Afghans ready to counter insider threat: top US general

Afghans ready to counter insider threat: top US general

Afghan leaders appear ready to take decisive action to curb unprecedented "insider attacks" by Afghan recruits that have killed 40 Western troops this year, the top US military officer said Monday.

Sergeant George Araujo of the 4th brigade combat team 4th infantry division of the US Army holds a mortar round at the Forward Operating Base Joyce in the Kunar province. Afghan leaders appear ready to take decisive action to curb unprecedented "insider attacks" by Afghan recruits that have killed 40 Western troops this year, the top US military officer said Monday.

"For the first time, I found that my Afghan counterparts are as concerned about the insider attacks as we are," General Martin Dempsey, chairman of the US Joint Chiefs of Staff, said after talks in Kabul.

"In the past, it's been us pushing on them to make sure that they do more," he told AFP and Fox News.

The four-star general met commanders of the NATO-led force and Afghan top brass amid a surge in assaults by Afghan security personnel on their international colleagues.

A total of 10 soldiers, mostly Americans, have lost their lives at the hands of their Afghan allies in the past two weeks, and the attacks have caused almost one in every four coalition deaths in the war so far this month.

The 40 deaths so far this year amount to 13 percent of all international coalition fatalities in 2012.

The assaults have confounded the international force, which has touted its partnership with Afghan troops as the key to withdrawing combat troops over the next two years.

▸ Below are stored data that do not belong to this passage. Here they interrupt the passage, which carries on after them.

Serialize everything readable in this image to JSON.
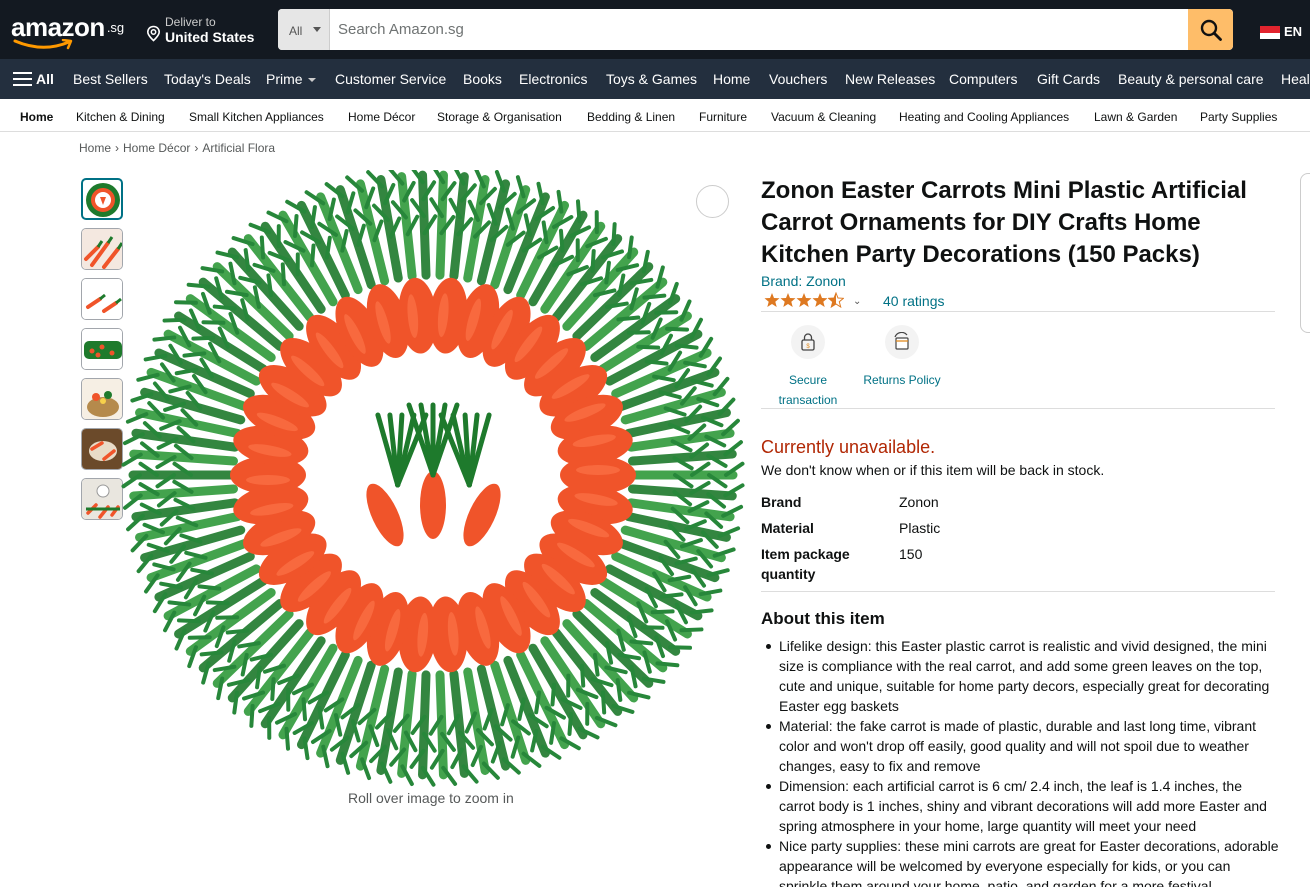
{
  "header": {
    "logo_text": "amazon",
    "logo_tld": ".sg",
    "deliver_label": "Deliver to",
    "deliver_location": "United States",
    "search_category": "All",
    "search_placeholder": "Search Amazon.sg",
    "language": "EN"
  },
  "main_nav": {
    "all_label": "All",
    "items": [
      "Best Sellers",
      "Today's Deals",
      "Prime",
      "Customer Service",
      "Books",
      "Electronics",
      "Toys & Games",
      "Home",
      "Vouchers",
      "New Releases",
      "Computers",
      "Gift Cards",
      "Beauty & personal care",
      "Heal"
    ]
  },
  "sub_nav": {
    "items": [
      "Home",
      "Kitchen & Dining",
      "Small Kitchen Appliances",
      "Home Décor",
      "Storage & Organisation",
      "Bedding & Linen",
      "Furniture",
      "Vacuum & Cleaning",
      "Heating and Cooling Appliances",
      "Lawn & Garden",
      "Party Supplies"
    ]
  },
  "breadcrumb": [
    "Home",
    "Home Décor",
    "Artificial Flora"
  ],
  "breadcrumb_sep": "›",
  "gallery": {
    "zoom_hint": "Roll over image to zoom in"
  },
  "product": {
    "title": "Zonon Easter Carrots Mini Plastic Artificial Carrot Ornaments for DIY Crafts Home Kitchen Party Decorations (150 Packs)",
    "brand_link": "Brand: Zonon",
    "rating_stars": 4.5,
    "ratings_count": "40 ratings",
    "badges": [
      {
        "line1": "Secure",
        "line2": "transaction"
      },
      {
        "line1": "Returns Policy",
        "line2": ""
      }
    ],
    "availability": "Currently unavailable.",
    "availability_note": "We don't know when or if this item will be back in stock.",
    "specs": [
      {
        "key": "Brand",
        "value": "Zonon"
      },
      {
        "key": "Material",
        "value": "Plastic"
      },
      {
        "key": "Item package quantity",
        "value": "150"
      }
    ],
    "about_heading": "About this item",
    "about_items": [
      "Lifelike design: this Easter plastic carrot is realistic and vivid designed, the mini size is compliance with the real carrot, and add some green leaves on the top, cute and unique, suitable for home party decors, especially great for decorating Easter egg baskets",
      "Material: the fake carrot is made of plastic, durable and last long time, vibrant color and won't drop off easily, good quality and will not spoil due to weather changes, easy to fix and remove",
      "Dimension: each artificial carrot is 6 cm/ 2.4 inch, the leaf is 1.4 inches, the carrot body is 1 inches, shiny and vibrant decorations will add more Easter and spring atmosphere in your home, large quantity will meet your need",
      "Nice party supplies: these mini carrots are great for Easter decorations, adorable appearance will be welcomed by everyone especially for kids, or you can sprinkle them around your home, patio, and garden for a more festival"
    ]
  },
  "colors": {
    "nav_dark": "#131921",
    "nav_mid": "#232f3e",
    "link": "#007185",
    "unavailable": "#b12704",
    "search_button": "#febd69",
    "star": "#de7921",
    "carrot": "#f0542a",
    "leaf": "#1e7a2c"
  }
}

President Barack Obama, who spoke to Dempsey by phone, said Monday the United States was watching the rise in insider attacks with "deep concern", telling a White House news conference: "Obviously, we have to do more."

NATO and American officers have suggested the Afghan government has failed to come to grips with the problem but Dempsey said he came away "reassured" after discussions with his Afghan counterpart, General Shir Mohammad Karimi.

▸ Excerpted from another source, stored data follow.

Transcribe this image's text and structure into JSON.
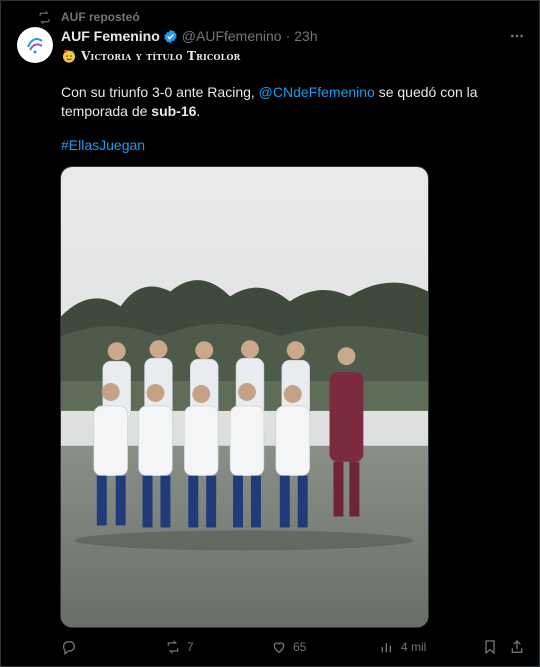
{
  "repost": {
    "label": "AUF reposteó",
    "icon": "repost-icon"
  },
  "author": {
    "name": "AUF Femenino",
    "handle": "@AUFfemenino",
    "separator": "·",
    "time": "23h",
    "verified_color": "#1d9bf0",
    "avatar_icon": "auf-femenino-logo"
  },
  "subline": {
    "emoji": "party-face-emoji",
    "text": "Victoria y título Tricolor"
  },
  "tweet": {
    "text_before": "Con su triunfo 3-0 ante Racing, ",
    "mention": "@CNdeFfemenino",
    "text_middle": " se quedó con la temporada de ",
    "bold": "sub-16",
    "text_after": ".",
    "hashtag": "#EllasJuegan"
  },
  "media": {
    "description_icon": "team-photo"
  },
  "actions": {
    "reply_count": "",
    "retweet_count": "7",
    "like_count": "65",
    "views_count": "4 mil"
  },
  "colors": {
    "accent": "#1d9bf0",
    "muted": "#71767b",
    "text": "#e7e9ea",
    "background": "#000000"
  }
}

"I am reassured that the Afghan leaders, military and civilian, understand how important this moment is," Dempsey said.

Taliban insurgents have taken credit for the so-called green-on-blue assaults while NATO officers say an internal review showed only about 10 percent of them were the result of infiltration.

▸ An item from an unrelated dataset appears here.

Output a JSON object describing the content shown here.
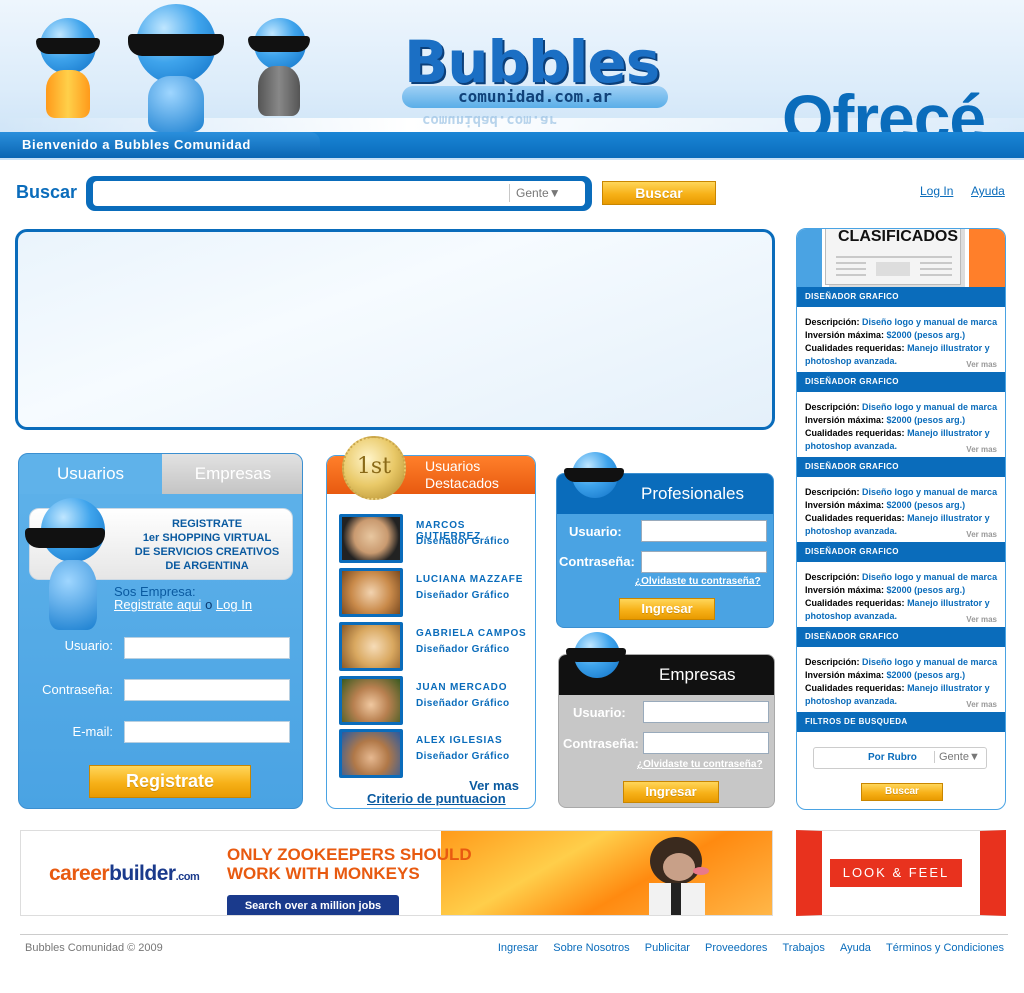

NATO has blamed the incidents on a mixture of cultural differences, personal vendettas and propaganda by Islamist militants.

In the latest incident an Afghan in police uniform killed a NATO soldier in the south on Sunday, shortly before Dempsey arrived, the military said.

The attacks are unprecedented in US military history and they have spawned so much mistrust that foreign troops have been ordered to be armed at all times, even within bases, officers said.

"I think there's no doubt it's a strategic threat," said one senior officer, who spoke on condition of anonymity.

Afghan authorities have adopted more rigorous vetting of recruits and NATO has bolstered counter-intelligence but the measures have failed to stem the problem.

NATO has about 130,000 soldiers fighting an insurgency by Taliban Islamists, but they are due to pull out in 2014 and now work increasingly with the Afghans they are training to take over.

Dempsey, on the first leg of a trip to Afghanistan and Iraq, said the insider violence would not alter the timetable for withdrawal or the coalition's emphasis on cooperating with Afghan recruits.

But the growing number of attacks is likely to add to pressure in NATO nations for an early exit from the increasingly unpopular conflict, now nearly 11 years old and America's longest war.

New Zealand pledged Monday to withdraw from Afghanistan as quickly as possible after three of its troops were killed, albeit in a bomb attack and not by their Afghan colleagues.

The insider attacks are on a scale unknown in recent wars such as those in Vietnam and Iraq, experts say.

Dempsey said the attacks were a new phenomenon for American forces but were not without precedent in Afghanistan, where British troops experienced similar assaults in the 19th century.

To deter the attacks, the coalition force might need to expand its partnership rather than scale back its cooperation with Afghans, he said.

Dempsey said it was possible that "the actual key to this would not be to pull back and isolate ourselves but reach out and embrace them even more."

There have been 32 insider attacks in 2012, killing 40 and wounding 69 coalition troops. For all of 2011, there were 16 attacks, leaving 28 dead and 43 wounded, according to NATO.